Gana açısından yaşanan melodram, Uruguay için rüya gibi. En azından dünyanın en iyi 4 takımından biri olacaklar. Defansı cezalılar ve sakatlıklardan ötürü tüyü yolunmuş kaza dönen 'güneşin çocukları' için büyülü bir Dünya Kupası oldu. Devamı gelir mi (ben son nokta olacağını düşünüyorum) bilinmez ama 2010'un en fazla sükse yapan takımı olmaları kesin.

MARADONA'NIN FELSEFESİNİN İFLASI

Almanya, İngiltere'nin ardından Arjantin'e de 4 gol atarak, tüm yarı finalistler arasında en sükseli ve rahat galibiyeti aldı.

Arjantin'in ilk maçından sonra şöyle bir cümle kurmuştum; "Bu Arjantin Dünya Kupası'nda oynayan her takıma 5 gol de atar, 5 gol de yer." Bu cümle aslında tamamen Maradona'nın felsefesinden kaynaklanıyordu.

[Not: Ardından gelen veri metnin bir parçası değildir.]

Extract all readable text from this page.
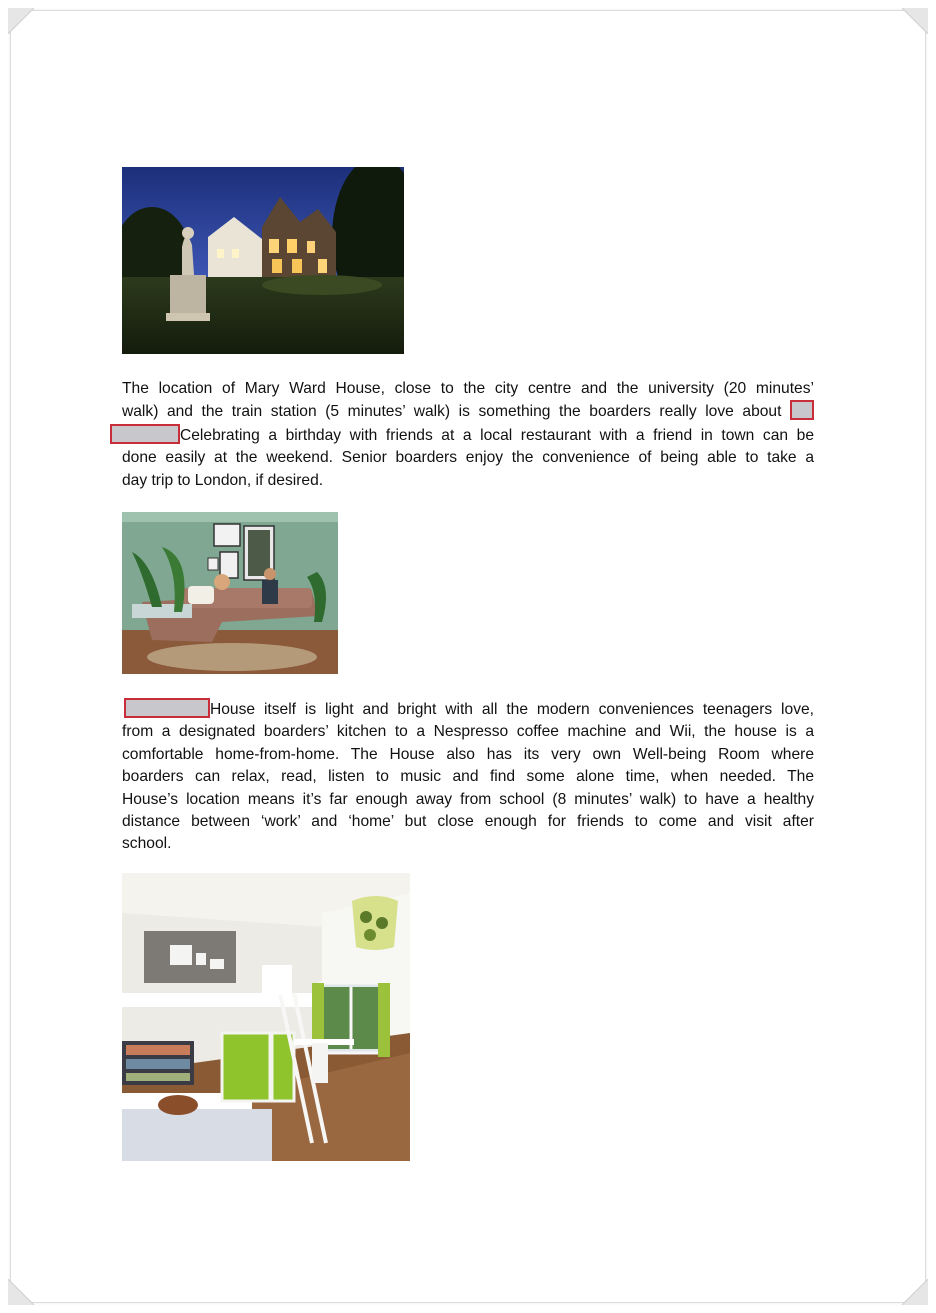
The location of Mary Ward House, close to the city centre and the university (20 minutes’
walk) and the train station (5 minutes’ walk) is something the boarders really love about
Celebrating a birthday with friends at a local restaurant with a friend in town can be
done easily at the weekend. Senior boarders enjoy the convenience of being able to take a
day trip to London, if desired.

House itself is light and bright with all the modern conveniences teenagers love,
from a designated boarders’ kitchen to a Nespresso coffee machine and Wii, the house is a
comfortable home-from-home. The House also has its very own Well-being Room where
boarders can relax, read, listen to music and find some alone time, when needed. The
House’s location means it’s far enough away from school (8 minutes’ walk) to have a healthy
distance between ‘work’ and ‘home’ but close enough for friends to come and visit after
school.
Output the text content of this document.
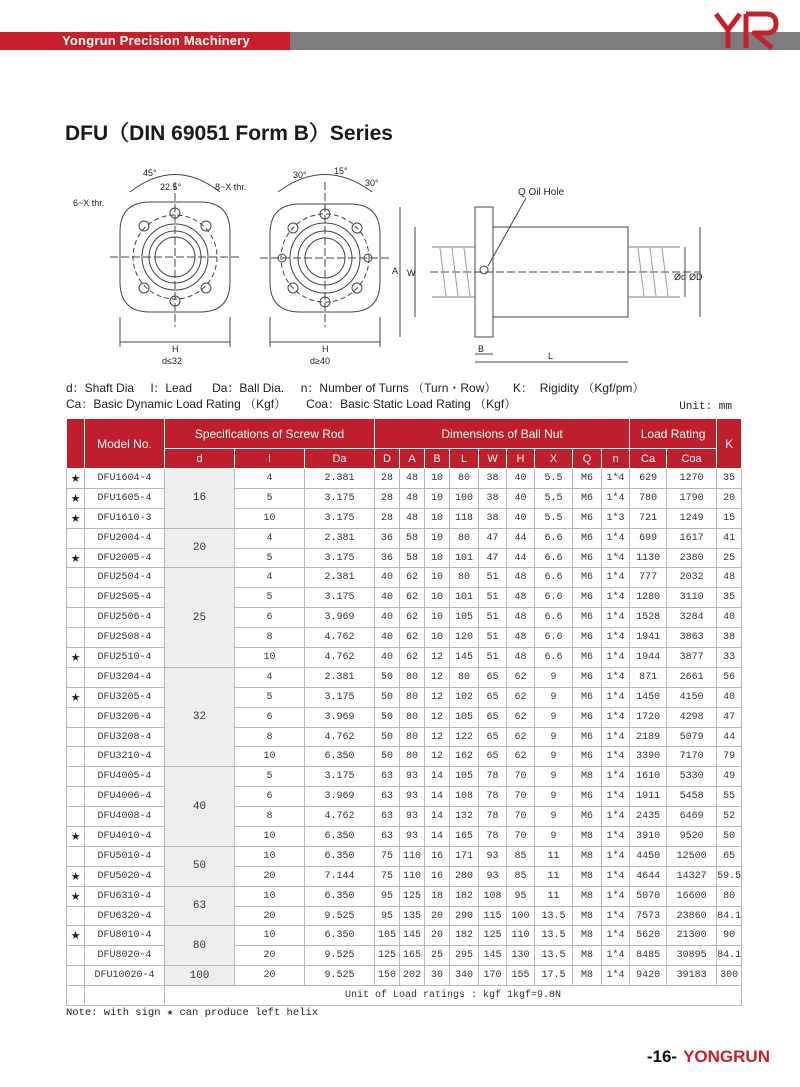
Yongrun Precision Machinery
DFU（DIN 69051 Form B）Series
6~X thr.
45°
22.5°
H
d≤32
8~X thr.
30°	15°
30°
H
d≥40
Q Oil Hole
A W
B
L
Ød ØD
d：Shaft Dia     l：Lead      Da：Ball Dia.     n：Number of Turns （Turn・Row）     K：  Rigidity （Kgf/pm）
Ca：Basic Dynamic Load Rating （Kgf）      Coa：Basic Static Load Rating （Kgf）	Unit: mm
	Model No.	Specifications of Screw Rod			Dimensions of Ball Nut									Load Rating		K
		d	l	Da	D	A	B	L	W	H	X	Q	n	Ca	Coa	
★	DFU1604-4	16	4	2.381	28	48	10	80	38	40	5.5	M6	1*4	629	1270	35
★	DFU1605-4		5	3.175	28	48	10	100	38	40	5.5	M6	1*4	780	1790	20
★	DFU1610-3		10	3.175	28	48	10	118	38	40	5.5	M6	1*3	721	1249	15
	DFU2004-4	20	4	2.381	36	58	10	80	47	44	6.6	M6	1*4	699	1617	41
★	DFU2005-4		5	3.175	36	58	10	101	47	44	6.6	M6	1*4	1130	2380	25
	DFU2504-4	25	4	2.381	40	62	10	80	51	48	6.6	M6	1*4	777	2032	48
	DFU2505-4		5	3.175	40	62	10	101	51	48	6.6	M6	1*4	1280	3110	35
	DFU2506-4		6	3.969	40	62	10	105	51	48	6.6	M6	1*4	1528	3284	40
	DFU2508-4		8	4.762	40	62	10	120	51	48	6.6	M6	1*4	1941	3863	38
★	DFU2510-4		10	4.762	40	62	12	145	51	48	6.6	M6	1*4	1944	3877	33
	DFU3204-4	32	4	2.381	50	80	12	80	65	62	9	M6	1*4	871	2661	56
★	DFU3205-4		5	3.175	50	80	12	102	65	62	9	M6	1*4	1450	4150	40
	DFU3206-4		6	3.969	50	80	12	105	65	62	9	M6	1*4	1720	4298	47
	DFU3208-4		8	4.762	50	80	12	122	65	62	9	M6	1*4	2189	5079	44
	DFU3210-4		10	6.350	50	80	12	162	65	62	9	M6	1*4	3390	7170	79
	DFU4005-4	40	5	3.175	63	93	14	105	78	70	9	M8	1*4	1610	5330	49
	DFU4006-4		6	3.969	63	93	14	108	78	70	9	M6	1*4	1911	5458	55
	DFU4008-4		8	4.762	63	93	14	132	78	70	9	M6	1*4	2435	6469	52
★	DFU4010-4		10	6.350	63	93	14	165	78	70	9	M8	1*4	3910	9520	50
	DFU5010-4	50	10	6.350	75	110	16	171	93	85	11	M8	1*4	4450	12500	65
★	DFU5020-4		20	7.144	75	110	16	280	93	85	11	M8	1*4	4644	14327	59.5
★	DFU6310-4	63	10	6.350	95	125	18	182	108	95	11	M8	1*4	5070	16600	80
	DFU6320-4		20	9.525	95	135	20	290	115	100	13.5	M8	1*4	7573	23860	84.1
★	DFU8010-4	80	10	6.350	105	145	20	182	125	110	13.5	M8	1*4	5620	21300	90
	DFU8020-4		20	9.525	125	165	25	295	145	130	13.5	M8	1*4	8485	30895	84.1
	DFU10020-4	100	20	9.525	150	202	30	340	170	155	17.5	M8	1*4	9420	39183	300
		Unit of Load ratings : kgf 1kgf=9.8N														
Note: with sign ★ can produce left helix
-16- YONGRUN
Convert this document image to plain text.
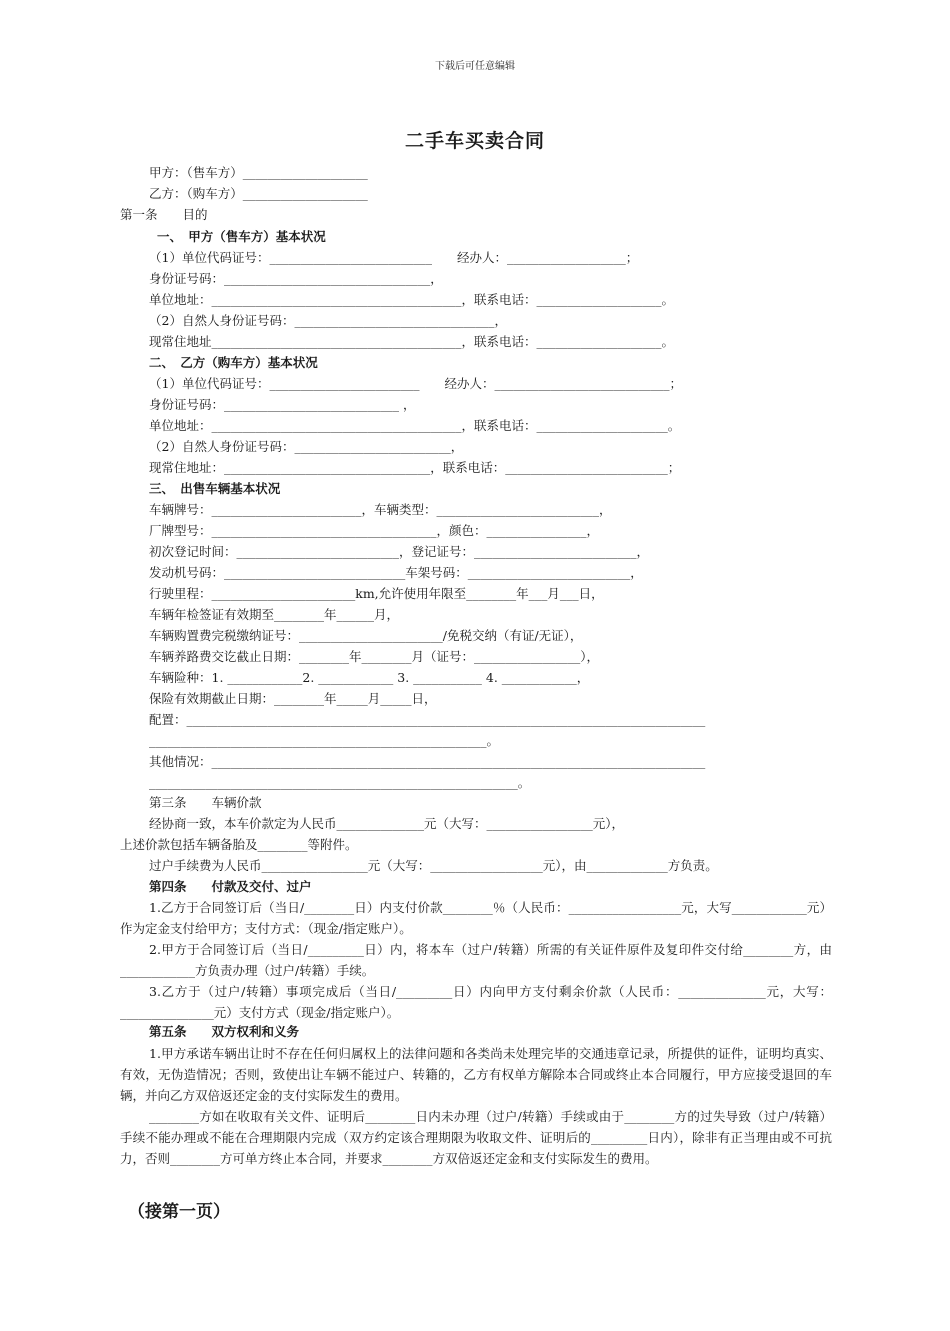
下载后可任意编辑
二手车买卖合同
甲方：（售车方）____________________
乙方：（购车方）____________________
第一条　　目的
一、　甲方（售车方）基本状况
（1）单位代码证号：__________________________　　经办人：___________________；
身份证号码：_________________________________，
单位地址：________________________________________，联系电话：____________________。
（2）自然人身份证号码：________________________________，
现常住地址________________________________________，联系电话：____________________。
二、　乙方（购车方）基本状况
（1）单位代码证号：________________________　　经办人：____________________________；
身份证号码：____________________________ ，
单位地址：________________________________________，联系电话：_____________________。
（2）自然人身份证号码：_________________________，
现常住地址：_________________________________，联系电话：__________________________；
三、　出售车辆基本状况
车辆牌号：________________________，车辆类型：__________________________，
厂牌型号：____________________________________，颜色：________________，
初次登记时间：__________________________，登记证号：__________________________，
发动机号码：_____________________________车架号码：__________________________，
行驶里程：_______________________km,允许使用年限至________年___月___日，
车辆年检签证有效期至________年______月，
车辆购置费完税缴纳证号：_______________________/免税交纳（有证/无证），
车辆养路费交讫截止日期：________年________月（证号：_________________），
车辆险种：1. ____________2. ____________ 3. ___________ 4. ____________，
保险有效期截止日期：________年_____月_____日，
配置：___________________________________________________________________________________
______________________________________________________。
其他情况：_______________________________________________________________________________
___________________________________________________________。
第三条　　车辆价款
经协商一致，本车价款定为人民币______________元（大写：_________________元），
上述价款包括车辆备胎及________等附件。
过户手续费为人民币_________________元（大写：__________________元），由_____________方负责。
第四条　　付款及交付、过户
1.乙方于合同签订后（当日/________日）内支付价款________％（人民币：__________________元，大写____________元）作为定金支付给甲方；支付方式：（现金/指定账户）。
2.甲方于合同签订后（当日/_________日）内，将本车（过户/转籍）所需的有关证件原件及复印件交付给________方，由____________方负责办理（过户/转籍）手续。
3.乙方于（过户/转籍）事项完成后（当日/_________日）内向甲方支付剩余价款（人民币：______________元，大写：_______________元）支付方式（现金/指定账户）。
第五条　　双方权利和义务
1.甲方承诺车辆出让时不存在任何归属权上的法律问题和各类尚未处理完毕的交通违章记录，所提供的证件，证明均真实、有效，无伪造情况；否则，致使出让车辆不能过户、转籍的，乙方有权单方解除本合同或终止本合同履行，甲方应接受退回的车辆，并向乙方双倍返还定金的支付实际发生的费用。
________方如在收取有关文件、证明后________日内未办理（过户/转籍）手续或由于________方的过失导致（过户/转籍）手续不能办理或不能在合理期限内完成（双方约定该合理期限为收取文件、证明后的_________日内），除非有正当理由或不可抗力，否则________方可单方终止本合同，并要求________方双倍返还定金和支付实际发生的费用。
（接第一页）
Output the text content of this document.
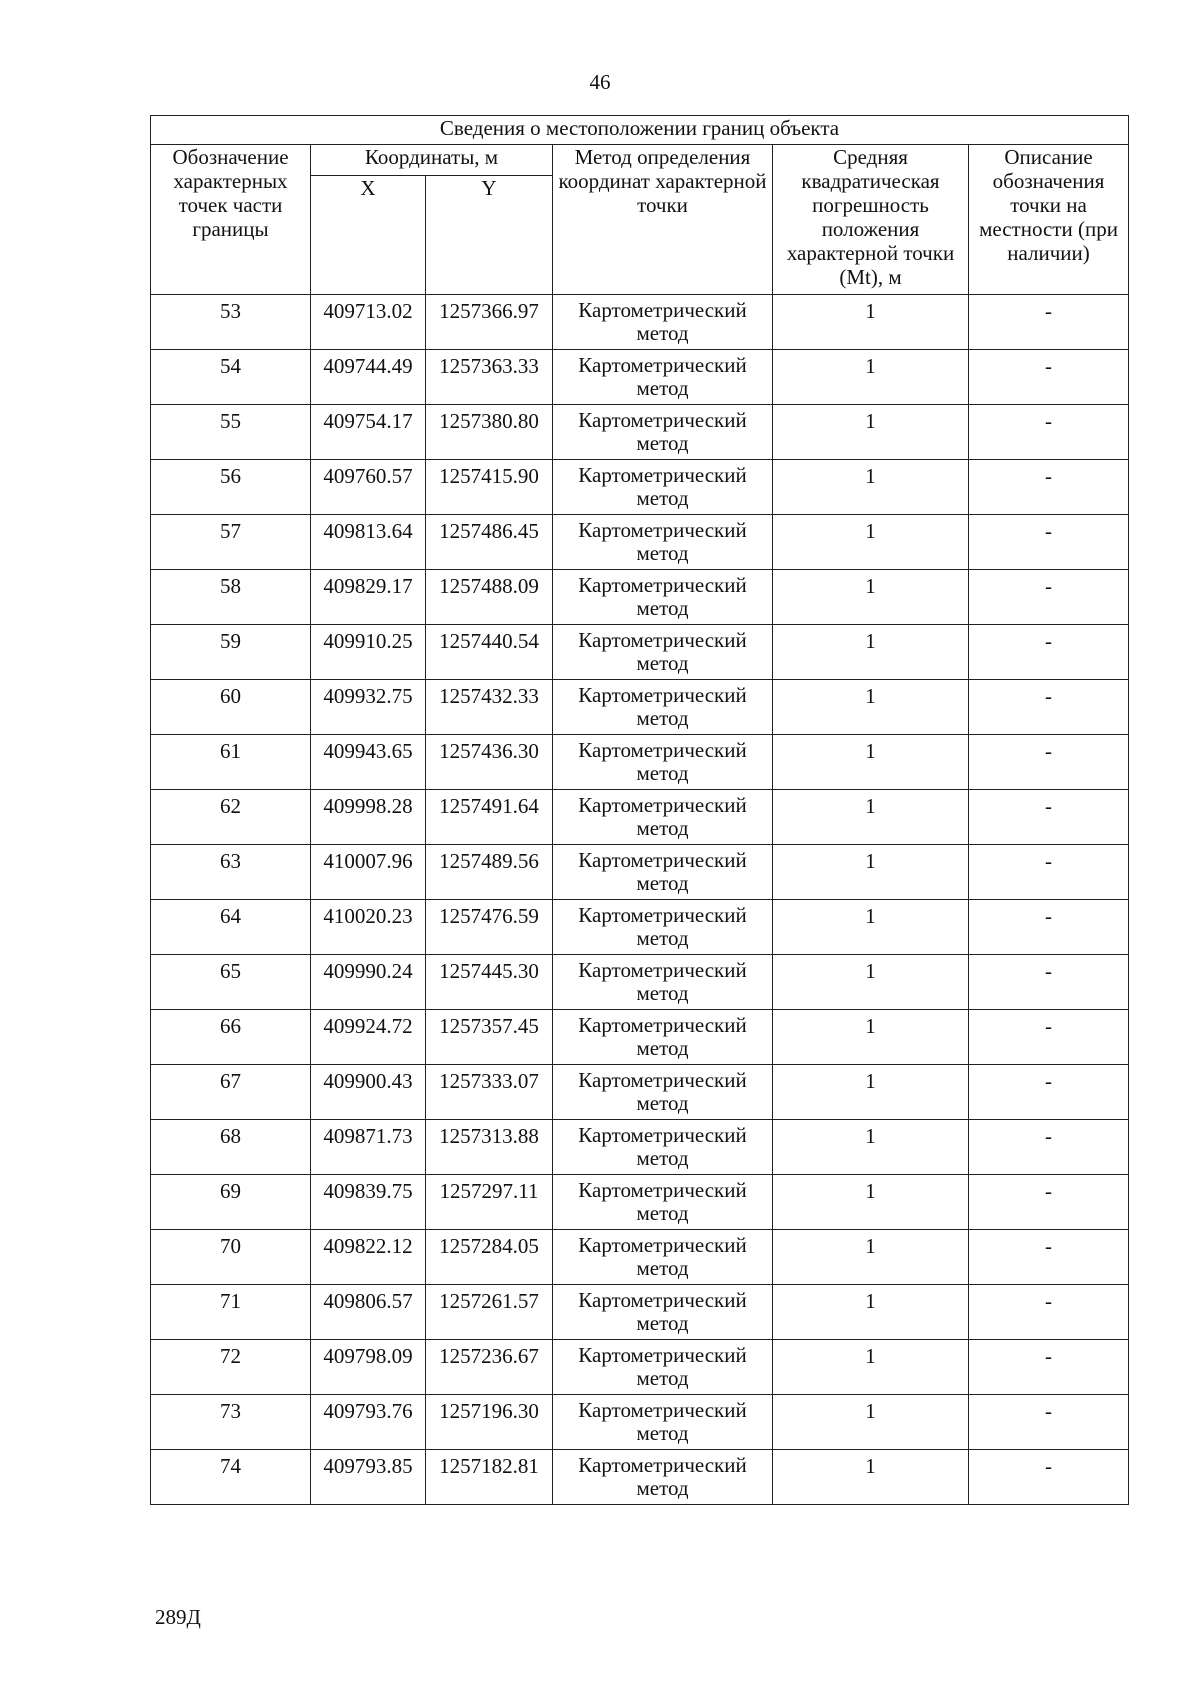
46
Сведения о местоположении границ объекта					
Обозначение характерных точек части границы	Координаты, м		Метод определения координат характерной точки	Средняя квадратическая погрешность положения характерной точки (Mt), м	Описание обозначения точки на местности (при наличии)
	X	Y			
53	409713.02	1257366.97	Картометрический метод	1	-
54	409744.49	1257363.33	Картометрический метод	1	-
55	409754.17	1257380.80	Картометрический метод	1	-
56	409760.57	1257415.90	Картометрический метод	1	-
57	409813.64	1257486.45	Картометрический метод	1	-
58	409829.17	1257488.09	Картометрический метод	1	-
59	409910.25	1257440.54	Картометрический метод	1	-
60	409932.75	1257432.33	Картометрический метод	1	-
61	409943.65	1257436.30	Картометрический метод	1	-
62	409998.28	1257491.64	Картометрический метод	1	-
63	410007.96	1257489.56	Картометрический метод	1	-
64	410020.23	1257476.59	Картометрический метод	1	-
65	409990.24	1257445.30	Картометрический метод	1	-
66	409924.72	1257357.45	Картометрический метод	1	-
67	409900.43	1257333.07	Картометрический метод	1	-
68	409871.73	1257313.88	Картометрический метод	1	-
69	409839.75	1257297.11	Картометрический метод	1	-
70	409822.12	1257284.05	Картометрический метод	1	-
71	409806.57	1257261.57	Картометрический метод	1	-
72	409798.09	1257236.67	Картометрический метод	1	-
73	409793.76	1257196.30	Картометрический метод	1	-
74	409793.85	1257182.81	Картометрический метод	1	-
289Д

Elindeki hücüm gücüne güvenen Maradona'nın temel oyun felsefesi, tüm rakiplere karşı aynıydı. Hiçbir rakibe, önlem almadan, kendi futbolunu oynayan ve gol yememekten çok tamamen gol atmaya endeksli Arjantin'de, Maradona'nın en büyük hatası Cambiasso gibi ülkenin en iyi orta saha oyuncusunu kadrosuna almamaktı.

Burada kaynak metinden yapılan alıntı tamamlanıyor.